ModSelectionCriteria
¶
Compute a bounded selection score for one goal.
score(goal: Goal, performance: float, limiting_factor: float) -> float
¶
Compute performance / limiting_factor, capped to [0.0, 1.0].
GoalTransformer
¶
Apply predicate transforms to goals.
identity(goal: Goal) -> Goal
¶
Return an equivalent active copy of the goal.
generalize(goal: Goal) -> Goal
¶
Broaden predicate scope by dropping the last argument.
specialize(goal: Goal, constraints: dict[str, Any]) -> Goal
¶
Narrow predicate scope by adding constraints.
abstract(goal: Goal) -> Goal
¶
Remove concrete arguments, leaving the symbolic predicate.
concretize(goal: Goal, world_state: WorldStateSnapshot) -> Goal
¶
Bind a symbolic predicate to args from a world-state snapshot.

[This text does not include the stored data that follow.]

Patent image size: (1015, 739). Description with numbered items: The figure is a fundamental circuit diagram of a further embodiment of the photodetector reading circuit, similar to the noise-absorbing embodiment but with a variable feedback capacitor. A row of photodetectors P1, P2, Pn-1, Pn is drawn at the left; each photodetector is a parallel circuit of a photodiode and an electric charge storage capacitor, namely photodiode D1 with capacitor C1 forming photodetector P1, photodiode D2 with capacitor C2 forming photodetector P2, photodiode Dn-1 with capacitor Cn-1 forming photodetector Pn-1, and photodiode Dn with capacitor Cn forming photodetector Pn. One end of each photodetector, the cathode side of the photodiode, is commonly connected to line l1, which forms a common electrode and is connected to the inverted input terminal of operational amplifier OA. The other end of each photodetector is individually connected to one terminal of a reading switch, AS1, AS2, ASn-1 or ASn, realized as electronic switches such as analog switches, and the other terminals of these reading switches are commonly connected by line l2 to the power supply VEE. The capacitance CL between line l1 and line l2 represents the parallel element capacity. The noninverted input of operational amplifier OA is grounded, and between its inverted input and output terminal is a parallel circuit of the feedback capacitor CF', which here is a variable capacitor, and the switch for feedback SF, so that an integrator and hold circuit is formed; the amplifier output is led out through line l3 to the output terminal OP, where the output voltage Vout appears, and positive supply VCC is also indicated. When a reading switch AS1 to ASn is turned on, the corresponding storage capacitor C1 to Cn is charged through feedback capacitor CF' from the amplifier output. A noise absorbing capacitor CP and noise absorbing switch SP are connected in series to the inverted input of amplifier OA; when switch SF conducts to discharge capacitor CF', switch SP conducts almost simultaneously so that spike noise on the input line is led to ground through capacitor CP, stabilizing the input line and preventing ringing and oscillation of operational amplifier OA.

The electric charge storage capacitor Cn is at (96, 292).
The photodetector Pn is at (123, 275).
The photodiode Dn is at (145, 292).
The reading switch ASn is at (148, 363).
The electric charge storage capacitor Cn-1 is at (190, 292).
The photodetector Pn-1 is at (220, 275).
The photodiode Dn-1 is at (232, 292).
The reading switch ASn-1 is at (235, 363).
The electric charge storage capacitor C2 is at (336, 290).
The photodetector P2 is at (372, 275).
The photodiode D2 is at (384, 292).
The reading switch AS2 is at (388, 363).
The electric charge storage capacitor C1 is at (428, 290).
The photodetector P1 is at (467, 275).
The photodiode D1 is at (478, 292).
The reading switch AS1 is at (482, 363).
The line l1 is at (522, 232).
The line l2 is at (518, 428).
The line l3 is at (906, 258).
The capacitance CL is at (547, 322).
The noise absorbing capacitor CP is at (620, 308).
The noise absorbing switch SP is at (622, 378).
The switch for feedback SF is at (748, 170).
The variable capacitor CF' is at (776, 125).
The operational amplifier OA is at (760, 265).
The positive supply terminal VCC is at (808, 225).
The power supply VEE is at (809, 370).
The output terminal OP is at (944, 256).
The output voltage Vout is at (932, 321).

apply(transform_type: TransformType, goal: Goal, *, constraints: dict[str, Any] | None = None, world_state: WorldStateSnapshot | None = None) -> Goal
¶
Apply a transform by enum value.
TransformType
¶
Bases: StrEnum
Supported goal-transform operations.
IDENTITY = 'identity'
class-attribute
instance-attribute
¶
GENERALIZE = 'generalize'
class-attribute
instance-attribute
¶
SPECIALIZE = 'specialize'
class-attribute
instance-attribute
¶
ABSTRACT = 'abstract'
class-attribute
instance-attribute
¶
CONCRETIZE = 'concretize'
class-attribute
instance-attribute
¶
DomainRegistry
¶
Registry of valid predicates and required predicate arguments.
predicates: dict[str, list[str]] = {}
instance-attribute
¶
add_predicate(name: str, required_args: list[str] | None = None) -> None
¶
Register a valid predicate name and optional required args.
is_known(predicate_name: str) -> bool
¶
True if the predicate name is registered.
required_args_for(predicate_name: str) -> list[str]
¶
Return required args for a predicate, or an empty list.
GoalValidationResult
dataclass
¶
GoalValidator
¶
Validate goals before insertion into a graph.
This validator checks predicate membership and required argument
presence. It deliberately does not inspect runtime world state;
world-state validity belongs to monitoring logic behind a host's
GoalStateStore.
domain: DomainRegistry
property
¶
The domain registry backing this validator.
validate(goal: Goal, world_state: WorldStateSnapshot | None = None) -> GoalValidationResult
¶
Validate a goal against the domain registry.
world_state is accepted for API symmetry with monitors and
future host adapters, but structural validation does not use it.
find_most_shifted_key(current: Mapping[str, float], baseline: Mapping[str, float]) -> str
¶
Return the key with the largest activation shift from baseline.
severity_to_priority(severity: str) -> int
¶
Map anomaly severity label to goal priority.